A US Senate investigative panel has released several emails that could prove embarrassing to Goldman Sachs as they suggest the Wall Street investment giant used the US sub-prime mortgage crisis to make tens of millions of dollars in profit.
The documents, made public Saturday, do not provide proof that the investment bank broke the law, but they do show that its executives sought to make a killing on the crisis that erupted in 2007.
The revelations come at a bad time for Goldmans Sachs, which seeks to improve its image in the wake of fraud charges leveled against it by the federal government.
“Investment banks such as Goldman Sachs were not simply market-makers, they were self-interested promoters of risky and complicated financial schemes that helped trigger the crisis,” said Democratic Senator Carl Levin, chairman of the Senate Permanent Subcommittee on Investigations.
He said the bank had bundled toxic mortgages into complex financial instruments, got credit rating agencies to label them as AAA securities, and then sold them to investors, magnifying and spreading risk throughout the financial system.
In addition, said the senator, the bank often bet against the instruments it sold and rolled in profits as a result.
The 2009 Goldman Sachs annual report stated that the firm “did not generate enormous net revenues by betting against residential related products,” Levin said,
“These emails show that, in fact, Goldman made a lot of money by betting against the mortgage market.”
The four emails released by the subcommittee address practices involving residential mortgage-backed securities and collateralized debt obligations (CDOs), financial instruments that were key in the financial crisis.
In one of the emails, Goldman Sachs chairman and chief executive officer Lloyd Blankfein stated that the firm came out ahead in the mortgage crisis by taking short positions.

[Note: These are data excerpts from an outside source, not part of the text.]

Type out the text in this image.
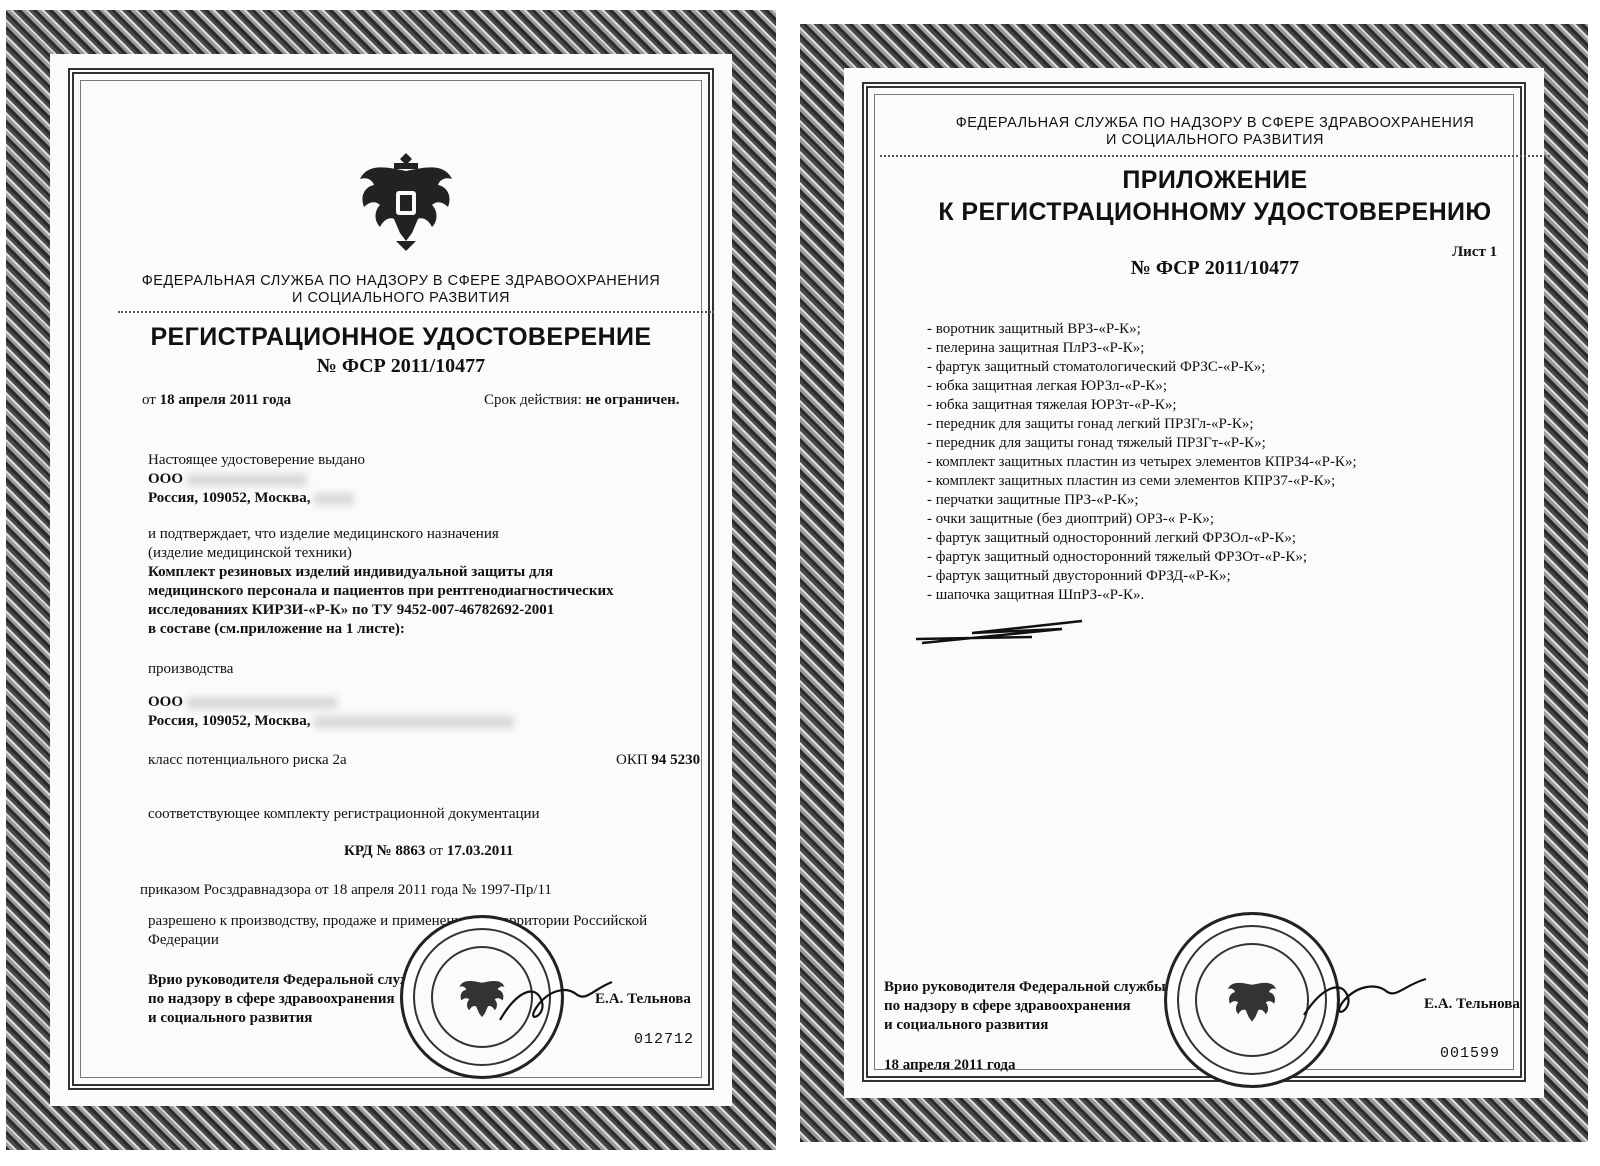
ФЕДЕРАЛЬНАЯ СЛУЖБА ПО НАДЗОРУ В СФЕРЕ ЗДРАВООХРАНЕНИЯ
И СОЦИАЛЬНОГО РАЗВИТИЯ
РЕГИСТРАЦИОННОЕ УДОСТОВЕРЕНИЕ
№ ФСР 2011/10477
от 18 апреля 2011 года	Срок действия: не ограничен.
Настоящее удостоверение выдано
ООО
Россия, 109052, Москва,
и подтверждает, что изделие медицинского назначения
(изделие медицинской техники)
Комплект резиновых изделий индивидуальной защиты для
медицинского персонала и пациентов при рентгенодиагностических
исследованиях КИРЗИ-«Р-К» по ТУ 9452-007-46782692-2001
в составе (см.приложение на 1 листе):
производства
ООО
Россия, 109052, Москва,
класс потенциального риска 2а	ОКП 94 5230
соответствующее комплекту регистрационной документации
КРД № 8863 от 17.03.2011
приказом Росздравнадзора от 18 апреля 2011 года № 1997-Пр/11
разрешено к производству, продаже и применению на территории Российской
Федерации
Врио руководителя Федеральной службы
по надзору в сфере здравоохранения
и социального развития
Е.А. Тельнова
012712
ФЕДЕРАЛЬНАЯ СЛУЖБА ПО НАДЗОРУ В СФЕРЕ ЗДРАВООХРАНЕНИЯ
И СОЦИАЛЬНОГО РАЗВИТИЯ
ПРИЛОЖЕНИЕ
К РЕГИСТРАЦИОННОМУ УДОСТОВЕРЕНИЮ
Лист 1
№ ФСР 2011/10477
- воротник защитный ВРЗ-«Р-К»;
- пелерина защитная ПлРЗ-«Р-К»;
- фартук защитный стоматологический ФРЗС-«Р-К»;
- юбка защитная легкая ЮРЗл-«Р-К»;
- юбка защитная тяжелая ЮРЗт-«Р-К»;
- передник для защиты гонад легкий ПРЗГл-«Р-К»;
- передник для защиты гонад тяжелый ПРЗГт-«Р-К»;
- комплект защитных пластин из четырех элементов КПРЗ4-«Р-К»;
- комплект защитных пластин из семи элементов КПРЗ7-«Р-К»;
- перчатки защитные ПРЗ-«Р-К»;
- очки защитные (без диоптрий) ОРЗ-« Р-К»;
- фартук защитный односторонний легкий ФРЗОл-«Р-К»;
- фартук защитный односторонний тяжелый ФРЗОт-«Р-К»;
- фартук защитный двусторонний ФРЗД-«Р-К»;
- шапочка защитная ШпРЗ-«Р-К».
Врио руководителя Федеральной службы
по надзору в сфере здравоохранения
и социального развития
Е.А. Тельнова
18 апреля 2011 года
001599
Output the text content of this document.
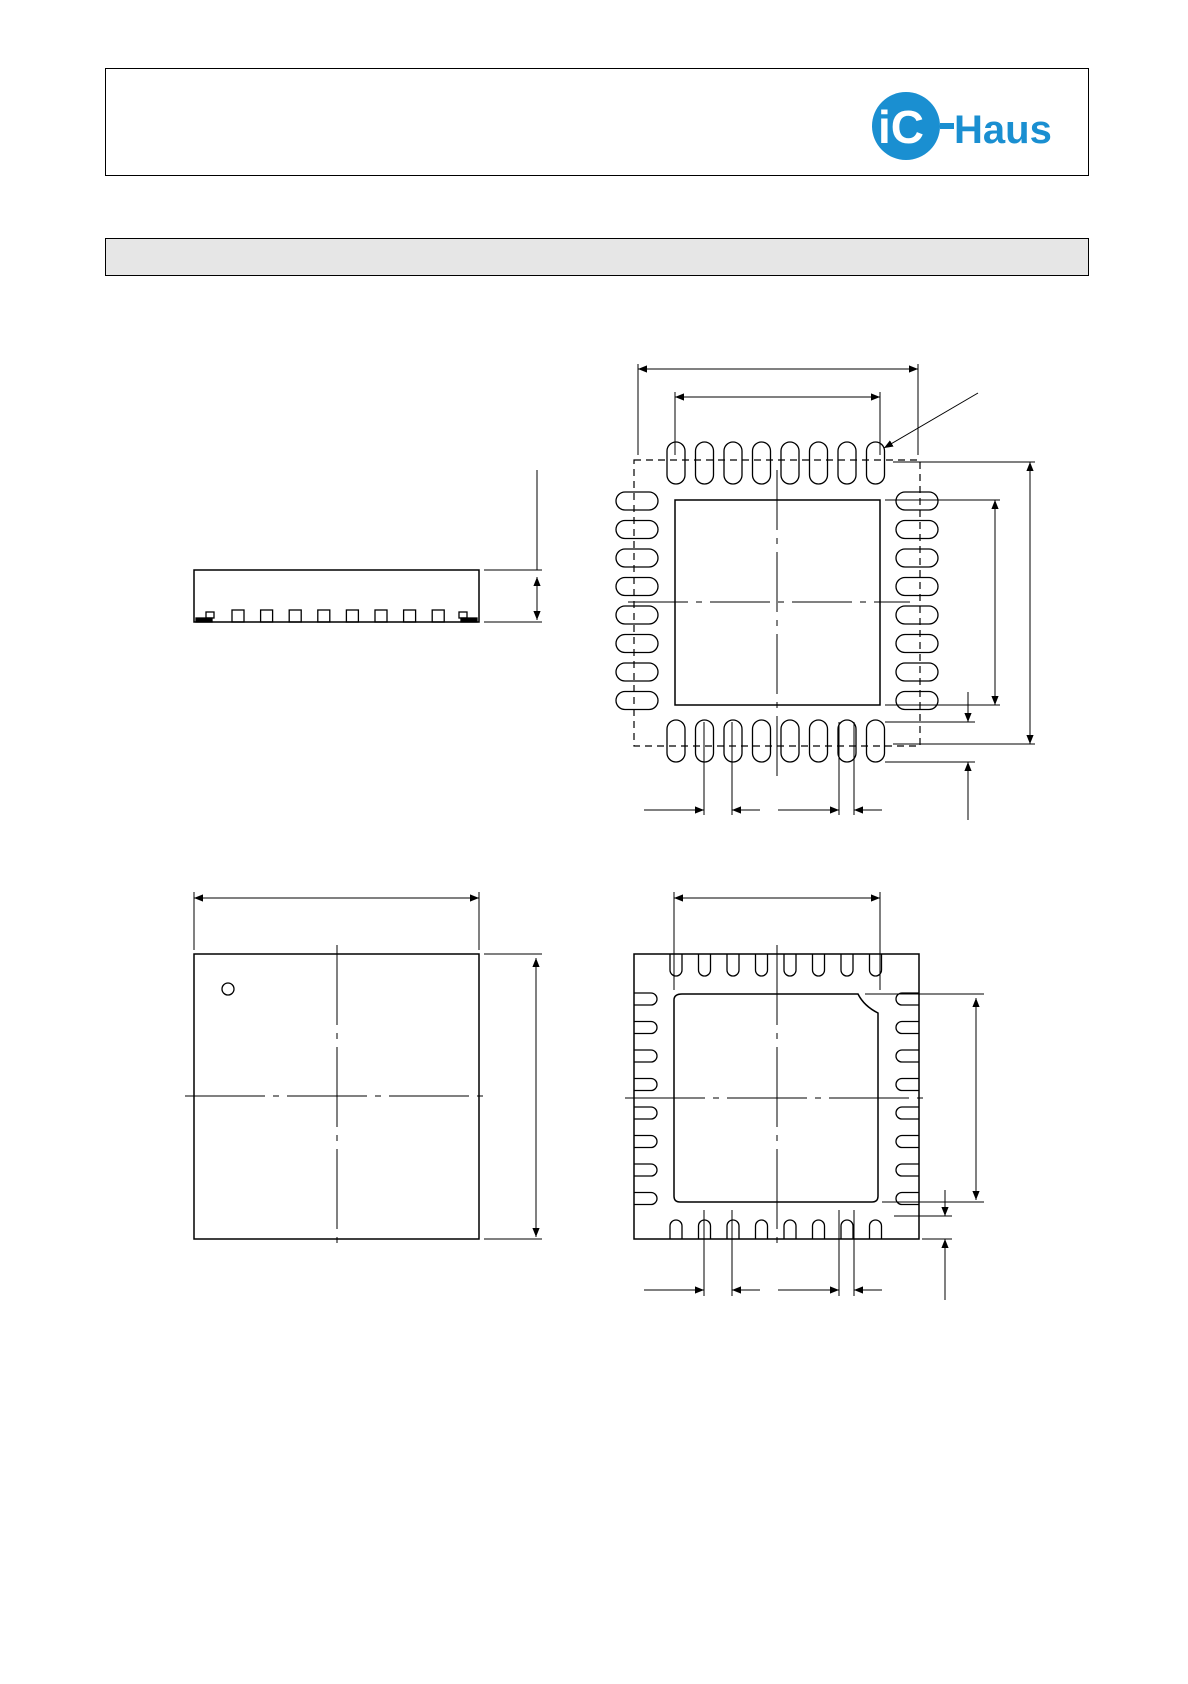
iC Haus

In an email exchange with other top Goldman Sachs executives, Blankfein wrote: “Of course we didn’t dodge the mortgage mess. We lost money, then made more than we lost because of shorts.”
In a second email, Goldman Sachs chief financial officer David Viniar responded to a report on the firm’s trading activities, showing that in one day the firm netted over 50 million dollars by taking short positions that increased in valued as the mortgage market cratered.
“Tells you what might be happening to people who don’t have the big short,” Viniar wrote.
In a third email, Goldman employees discussed the ups and downs of securities that were underwritten and sold by Goldman and tied to mortgages issued by Washington Mutual Bank’s subprime lender, Long Beach Mortgage.
Reporting the “wipeout” of one Long Beach security and the “imminent” collapse of another as “bad news” that would cost the firm 2.5 million dollars, a Goldman Sachs employee then reported the “good news” that the failure would bring the firm five million dollars from a bet it had placed against the very securities it had assembled and sold.
In a fourth email, a Goldman Sachs manager reacted to news that the credit rating agencies had downgraded 32 billion dollars in mortgage related securities — causing losses for many investors — by noting that Goldman had bet against them: “Sounds like we will make some serious money.”
His colleague responded: “Yes, we are well positioned.”
Blankfein and other current and former company personnel are scheduled to testify before the subcommittee on Tuesday.
In a move that shocked Wall Street, the US Securities and Exchange Commission (SEC) charged Goldman Sachs with fraud earlier this month, sending the company’s share price into a tailspin.
The SEC accused Wall Street investment giant Goldman Sachs of “defrauding investors by misstating and omitting key facts” about a product based on subprime, or higher-risk mortgage-backed securities.
The company has vigorously denied any wrongdoing and sought to defend its reputation as Wall Street’s most stable finance house.